The short statement said al-Sherif was under the control of holy warriors and that more information would be delivered later. Al-Sherif was alone when he was captured outside a newsstand in the capital's al-Jamaa district.
Egyptian officials stated their intention last month to convert their diplomatic mission in Iraq into a full-fledged embassy, and al-Sherif was slated to be elevated to the status of ambassador.
In Washington, Secretary of State Condoleezza Rice reportedly telephoned her Egyptian counterpart to offer any help the U.S. government could provide in helping gain al-Sherif's release. No details were offered of what U.S. officials would be willing to do if asked by Egypt.
The U.S. government has a blanket policy of not negotiating with insurgents.
In one of Tuesday's attacks, the Bahraini charge d'affaires, Hassan Malallah al-Ansari, was slightly wounded as he drove to the Persian Gulf country's embassy in Baghdad's wealthy Mansour neighborhood. Four gunmen in a pickup truck opened fire on al-Ansari, who was traveling without bodyguards, an Interior Ministry spokesman said.
Bahrain Foreign Ministry Undersecretary Yousef Mahmoud said the attack was an "attempt to kidnap" al-Ansari, the Bahrain News Agency reported.
Al-Ansari was treated for a wound to his shoulder and released from the hospital, the Interior Ministry spokesman said. The Bahraini government ordered al-Ansari to leave the country temporarily, according to news reports. His whereabouts Tuesday were unclear.
Around midday, gunmen opened fire on the Pakistani ambassador, Mohammed Younis Khan, as he traveled from his country's embassy, also in Mansour, to his nearby residence. Khan said the gunmen first slammed into the side of his car before opening fire.
Bodyguards who were traveling in a chase vehicle exchanged fire with the gunmen, Khan said.
"I am not certain who shot first," Khan said in a telephone interview. "My security said that at least two bullets struck the vehicle of the gunmen, but it is not certain if they were injured."
Khan, who arrived in Baghdad about two months ago, said his government told him soon after the attack that he should stay in Jordan until the security situation in Baghdad improves.
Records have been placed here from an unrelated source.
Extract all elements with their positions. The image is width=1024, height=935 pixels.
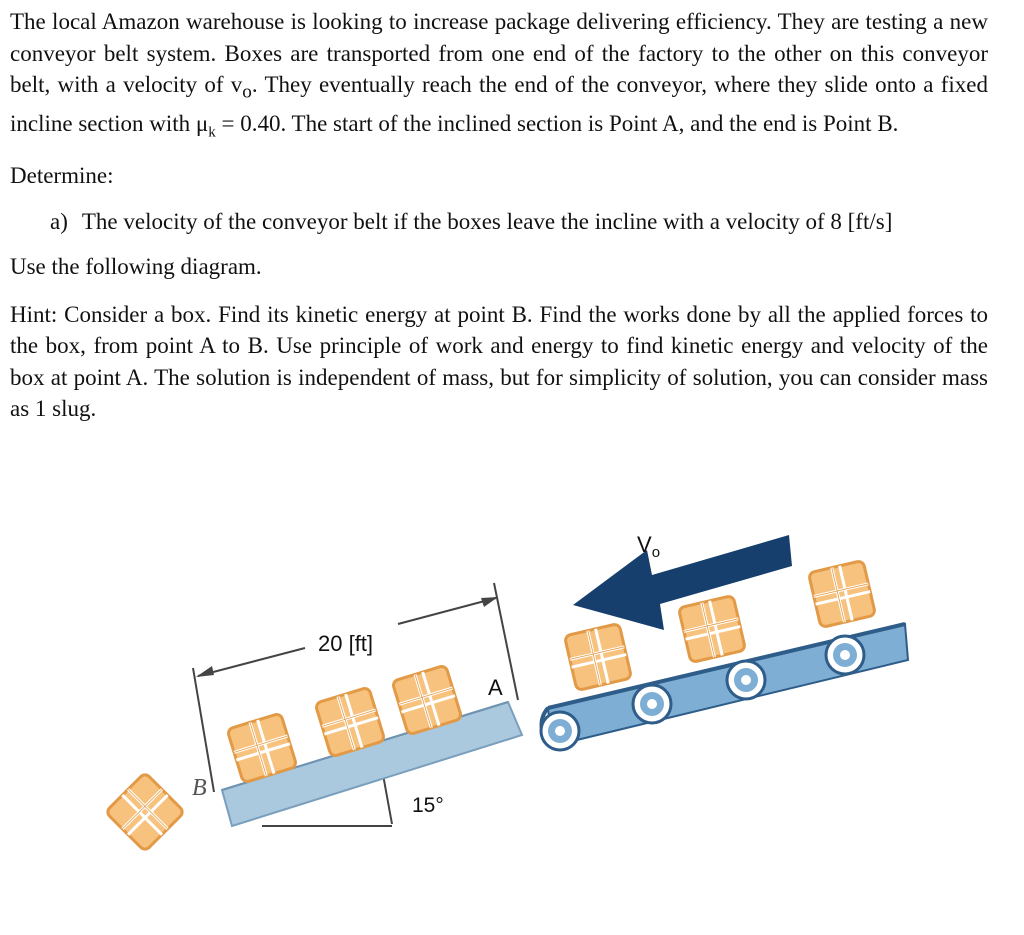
conveyor-roller xyxy=(541,712,579,750)
dimension-arrowhead-right xyxy=(481,597,498,607)
velocity-label: $V_o$ xyxy=(637,532,661,561)
velocity-subscript: o xyxy=(242,81,252,103)
dimension-arrowhead-left xyxy=(196,666,214,677)
dimension-line-left xyxy=(198,648,305,676)
dimension-extension-left xyxy=(193,668,214,792)
use-diagram-text: Use the following diagram. xyxy=(10,254,262,280)
dimension-line-right xyxy=(398,598,496,624)
item-text: The velocity of the conveyor belt if the boxes leave the incline with a velocity of 8 [ft/s] xyxy=(81,208,893,234)
angle-label: 15° xyxy=(412,794,444,817)
hint-paragraph: Hint: Consider a box. Find its kinetic energy at point B. Find the works done by all the applied forces to the box, from point A to B. Use principle of work and energy to find kinetic energy and velocity of the box at point A. The solution is independent of mass, but for simplicity of solution, you can consider mass as 1 slug. xyxy=(10,301,988,422)
conveyor-roller xyxy=(727,661,765,699)
box-on-conveyor xyxy=(564,623,631,690)
problem-intro: The local Amazon warehouse is looking to increase package delivering efficiency. They are testing a new conveyor belt system. Boxes are transported from one end of the factory to the other on this conveyor belt, with a velocity of $v_o$. They eventually reach the end of the conveyor, where they slide onto a fixed incline section with $\mu_k = 0.40$. The start of the inclined section is Point A, and the end is Point B. xyxy=(10,9,988,141)
falling-box xyxy=(105,772,184,851)
conveyor-roller xyxy=(633,685,671,723)
conveyor-roller xyxy=(826,636,864,674)
box-on-conveyor xyxy=(808,560,875,627)
item-marker: a) xyxy=(50,208,68,234)
friction-coefficient: $\mu_k$ xyxy=(195,111,216,141)
point-a-label: A xyxy=(488,675,503,700)
length-label: 20 [ft] xyxy=(318,631,374,656)
point-b-label: B xyxy=(192,775,207,801)
box-on-conveyor xyxy=(678,595,745,662)
determine-label: Determine: xyxy=(10,163,114,189)
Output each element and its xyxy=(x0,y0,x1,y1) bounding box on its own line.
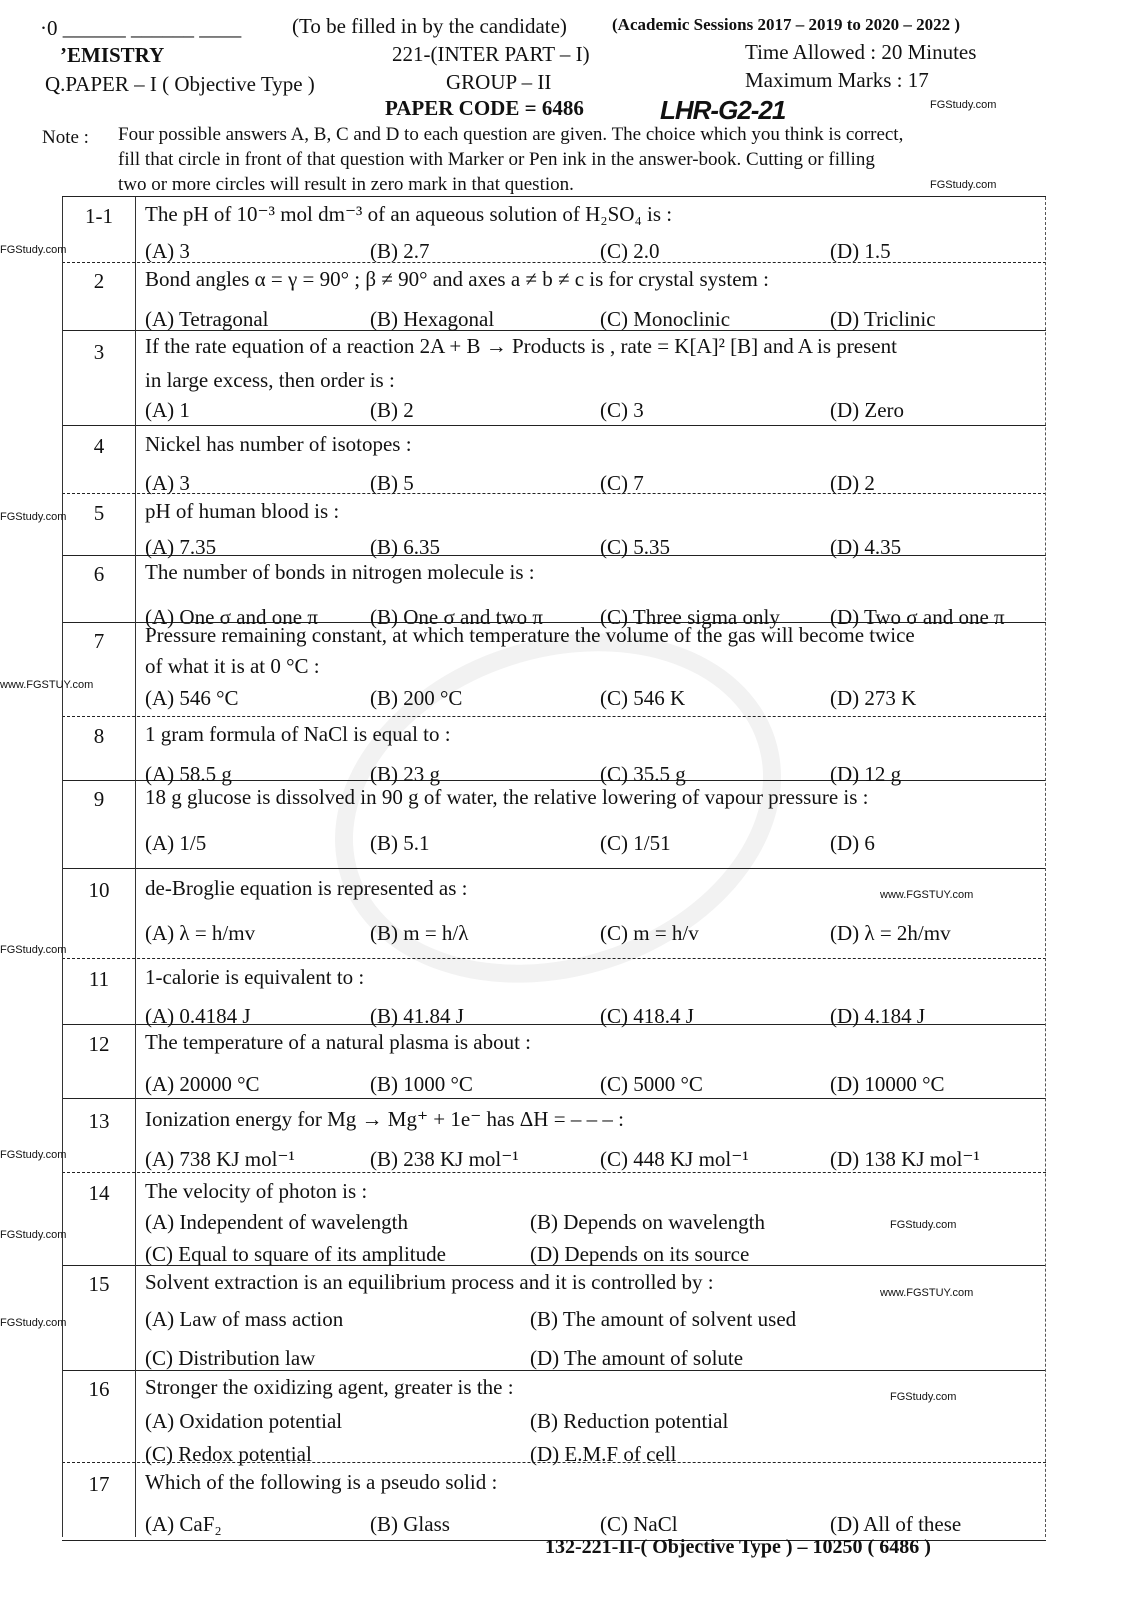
option-b: (B) 2 xyxy=(370,398,414,422)
option-a: (A) 3 xyxy=(145,239,190,263)
site-watermark: FGStudy.com xyxy=(0,1317,67,1329)
option-b: (B) m = h/λ xyxy=(370,921,469,945)
option-a: (A) Law of mass action xyxy=(145,1307,344,1331)
option-a: (A) 20000 °C xyxy=(145,1072,260,1096)
question-number: 2 xyxy=(93,269,105,293)
question-text: Bond angles α = γ = 90° ; β ≠ 90° and axes a ≠ b ≠ c is for crystal system : xyxy=(145,267,769,291)
option-d: (D) 4.184 J xyxy=(830,1004,926,1028)
question-text: 1-calorie is equivalent to : xyxy=(145,965,365,989)
option-b: (B) Glass xyxy=(370,1512,450,1536)
question-number: 17 xyxy=(88,1472,110,1496)
option-c: (C) Redox potential xyxy=(145,1442,312,1466)
option-a: (A) Independent of wavelength xyxy=(145,1210,408,1234)
question-text: Pressure remaining constant, at which temperature the volume of the gas will become twice xyxy=(145,623,915,647)
option-b: (B) Depends on wavelength xyxy=(530,1210,766,1234)
option-a: (A) One σ and one π xyxy=(145,605,318,629)
option-a: (A) 546 °C xyxy=(145,686,239,710)
question-text: The number of bonds in nitrogen molecule is : xyxy=(145,560,535,584)
question-number: 8 xyxy=(93,724,105,748)
group: GROUP – II xyxy=(446,70,552,94)
option-a: (A) 1/5 xyxy=(145,831,207,855)
note-line: Four possible answers A, B, C and D to each question are given. The choice which you think is correct, xyxy=(118,124,904,145)
option-d: (D) 6 xyxy=(830,831,875,855)
site-watermark: www.FGSTUY.com xyxy=(880,1287,974,1299)
part: 221-(INTER PART – I) xyxy=(392,42,590,66)
option-a: (A) 58.5 g xyxy=(145,762,232,786)
option-c: (C) 448 KJ mol⁻¹ xyxy=(600,1147,749,1171)
option-c: (C) NaCl xyxy=(600,1512,678,1536)
option-d: (D) 10000 °C xyxy=(830,1072,945,1096)
option-b: (B) 5.1 xyxy=(370,831,430,855)
option-b: (B) 5 xyxy=(370,471,414,495)
right-border xyxy=(1045,197,1046,1537)
option-a: (A) λ = h/mv xyxy=(145,921,256,945)
academic-sessions: (Academic Sessions 2017 – 2019 to 2020 – 2022 ) xyxy=(612,15,961,34)
option-d: (D) Two σ and one π xyxy=(830,605,1005,629)
site-watermark: FGStudy.com xyxy=(0,511,67,523)
option-b: (B) 23 g xyxy=(370,762,440,786)
question-text: The pH of 10⁻³ mol dm⁻³ of an aqueous solution of H₂SO₄ is : xyxy=(145,202,673,226)
site-watermark: FGStudy.com xyxy=(0,944,67,956)
question-text: Stronger the oxidizing agent, greater is the : xyxy=(145,1375,514,1399)
site-watermark: FGStudy.com xyxy=(930,179,997,191)
question-number: 11 xyxy=(88,967,110,991)
question-text: Which of the following is a pseudo solid : xyxy=(145,1470,498,1494)
row-divider xyxy=(62,1172,1046,1173)
row-divider xyxy=(62,425,1046,426)
option-d: (D) All of these xyxy=(830,1512,962,1536)
option-d: (D) The amount of solute xyxy=(530,1346,744,1370)
row-divider xyxy=(62,493,1046,494)
question-text: in large excess, then order is : xyxy=(145,368,395,392)
question-number: 16 xyxy=(88,1377,110,1401)
question-number: 12 xyxy=(88,1032,110,1056)
option-c: (C) 1/51 xyxy=(600,831,671,855)
question-number: 1-1 xyxy=(85,204,113,228)
option-d: (D) E.M.F of cell xyxy=(530,1442,677,1466)
option-d: (D) 273 K xyxy=(830,686,917,710)
question-number: 5 xyxy=(93,501,105,525)
option-c: (C) 5000 °C xyxy=(600,1072,703,1096)
maximum-marks: Maximum Marks : 17 xyxy=(745,68,929,92)
question-number: 14 xyxy=(88,1181,110,1205)
option-c: (C) 35.5 g xyxy=(600,762,686,786)
site-watermark: FGStudy.com xyxy=(930,99,997,111)
site-watermark: FGStudy.com xyxy=(0,1149,67,1161)
option-a: (A) CaF₂ xyxy=(145,1512,222,1536)
site-watermark: FGStudy.com xyxy=(890,1391,957,1403)
option-c: (C) 546 K xyxy=(600,686,686,710)
option-c: (C) 3 xyxy=(600,398,644,422)
note-line: two or more circles will result in zero mark in that question. xyxy=(118,174,574,195)
roll-number-field: ·0 ______ ______ ____ xyxy=(40,16,242,40)
option-a: (A) 0.4184 J xyxy=(145,1004,251,1028)
option-c: (C) 418.4 J xyxy=(600,1004,694,1028)
option-b: (B) One σ and two π xyxy=(370,605,543,629)
question-text: Nickel has number of isotopes : xyxy=(145,432,412,456)
question-text: 18 g glucose is dissolved in 90 g of water, the relative lowering of vapour pressure is : xyxy=(145,785,869,809)
question-text: 1 gram formula of NaCl is equal to : xyxy=(145,722,451,746)
option-d: (D) 2 xyxy=(830,471,875,495)
option-d: (D) 1.5 xyxy=(830,239,891,263)
option-c: (C) m = h/v xyxy=(600,921,699,945)
option-b: (B) 6.35 xyxy=(370,535,440,559)
site-watermark: FGStudy.com xyxy=(890,1219,957,1231)
fill-note: (To be filled in by the candidate) xyxy=(292,14,567,38)
option-d: (D) Zero xyxy=(830,398,905,422)
option-b: (B) The amount of solvent used xyxy=(530,1307,797,1331)
site-watermark: FGStudy.com xyxy=(0,244,67,256)
option-d: (D) 138 KJ mol⁻¹ xyxy=(830,1147,980,1171)
option-d: (D) Depends on its source xyxy=(530,1242,750,1266)
question-number: 9 xyxy=(93,787,105,811)
option-d: (D) 4.35 xyxy=(830,535,902,559)
option-c: (C) Distribution law xyxy=(145,1346,316,1370)
option-c: (C) Monoclinic xyxy=(600,307,731,331)
footer-code: 132-221-II-( Objective Type ) – 10250 ( 6486 ) xyxy=(545,1536,931,1558)
option-b: (B) 238 KJ mol⁻¹ xyxy=(370,1147,519,1171)
question-text: pH of human blood is : xyxy=(145,499,340,523)
option-a: (A) 7.35 xyxy=(145,535,217,559)
row-divider xyxy=(62,868,1046,869)
row-divider xyxy=(62,196,1046,197)
option-c: (C) 7 xyxy=(600,471,644,495)
number-column-divider xyxy=(135,197,136,1537)
paper-code: PAPER CODE = 6486 xyxy=(385,96,584,120)
note-line: fill that circle in front of that question with Marker or Pen ink in the answer-book. Cutting or filling xyxy=(118,149,875,170)
note-label: Note : xyxy=(42,127,89,148)
question-text: of what it is at 0 °C : xyxy=(145,654,320,678)
option-a: (A) Oxidation potential xyxy=(145,1409,343,1433)
option-b: (B) 41.84 J xyxy=(370,1004,464,1028)
question-number: 10 xyxy=(88,878,110,902)
row-divider xyxy=(62,716,1046,717)
time-allowed: Time Allowed : 20 Minutes xyxy=(745,40,977,64)
row-divider xyxy=(62,958,1046,959)
option-b: (B) Reduction potential xyxy=(530,1409,729,1433)
row-divider xyxy=(62,262,1046,263)
question-text: The temperature of a natural plasma is about : xyxy=(145,1030,532,1054)
site-watermark: www.FGSTUY.com xyxy=(880,889,974,901)
option-a: (A) 1 xyxy=(145,398,190,422)
question-number: 13 xyxy=(88,1109,110,1133)
question-number: 6 xyxy=(93,562,105,586)
option-a: (A) 738 KJ mol⁻¹ xyxy=(145,1147,295,1171)
option-b: (B) 1000 °C xyxy=(370,1072,473,1096)
option-a: (A) 3 xyxy=(145,471,190,495)
question-text: Ionization energy for Mg → Mg⁺ + 1e⁻ has ΔH = – – – : xyxy=(145,1107,624,1131)
option-c: (C) Three sigma only xyxy=(600,605,780,629)
row-divider xyxy=(62,1098,1046,1099)
option-b: (B) 200 °C xyxy=(370,686,463,710)
handwritten-stamp: LHR-G2-21 xyxy=(660,95,786,125)
question-text: If the rate equation of a reaction 2A + B → Products is , rate = K[A]² [B] and A is present xyxy=(145,334,897,358)
paper-title: Q.PAPER – I ( Objective Type ) xyxy=(45,72,315,96)
option-c: (C) 2.0 xyxy=(600,239,660,263)
row-divider xyxy=(62,1370,1046,1371)
question-text: Solvent extraction is an equilibrium process and it is controlled by : xyxy=(145,1270,714,1294)
option-d: (D) Triclinic xyxy=(830,307,936,331)
question-number: 3 xyxy=(93,340,105,364)
question-number: 15 xyxy=(88,1272,110,1296)
option-b: (B) Hexagonal xyxy=(370,307,495,331)
site-watermark: www.FGSTUY.com xyxy=(0,679,94,691)
option-b: (B) 2.7 xyxy=(370,239,430,263)
option-d: (D) 12 g xyxy=(830,762,902,786)
question-text: de-Broglie equation is represented as : xyxy=(145,876,468,900)
left-border xyxy=(62,197,63,1537)
question-number: 4 xyxy=(93,434,105,458)
option-c: (C) 5.35 xyxy=(600,535,670,559)
site-watermark: FGStudy.com xyxy=(0,1229,67,1241)
option-d: (D) λ = 2h/mv xyxy=(830,921,951,945)
question-number: 7 xyxy=(93,629,105,653)
question-text: The velocity of photon is : xyxy=(145,1179,368,1203)
subject: ’EMISTRY xyxy=(60,43,165,67)
option-a: (A) Tetragonal xyxy=(145,307,269,331)
option-c: (C) Equal to square of its amplitude xyxy=(145,1242,446,1266)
Pakistan opened its post-Saddam Hussein diplomatic mission in Iraq 14 months ago, Khan said.
"We are still dedicated to helping our Muslim brothers," said Khan, who remained in Baghdad on Tuesday night but said he would leave the country soon. "I would prefer not to speculate, but this series of attacks (on foreign diplomats) was not likely just a coincidence. This was a serious attempt on my life, and we have to deal with it as such."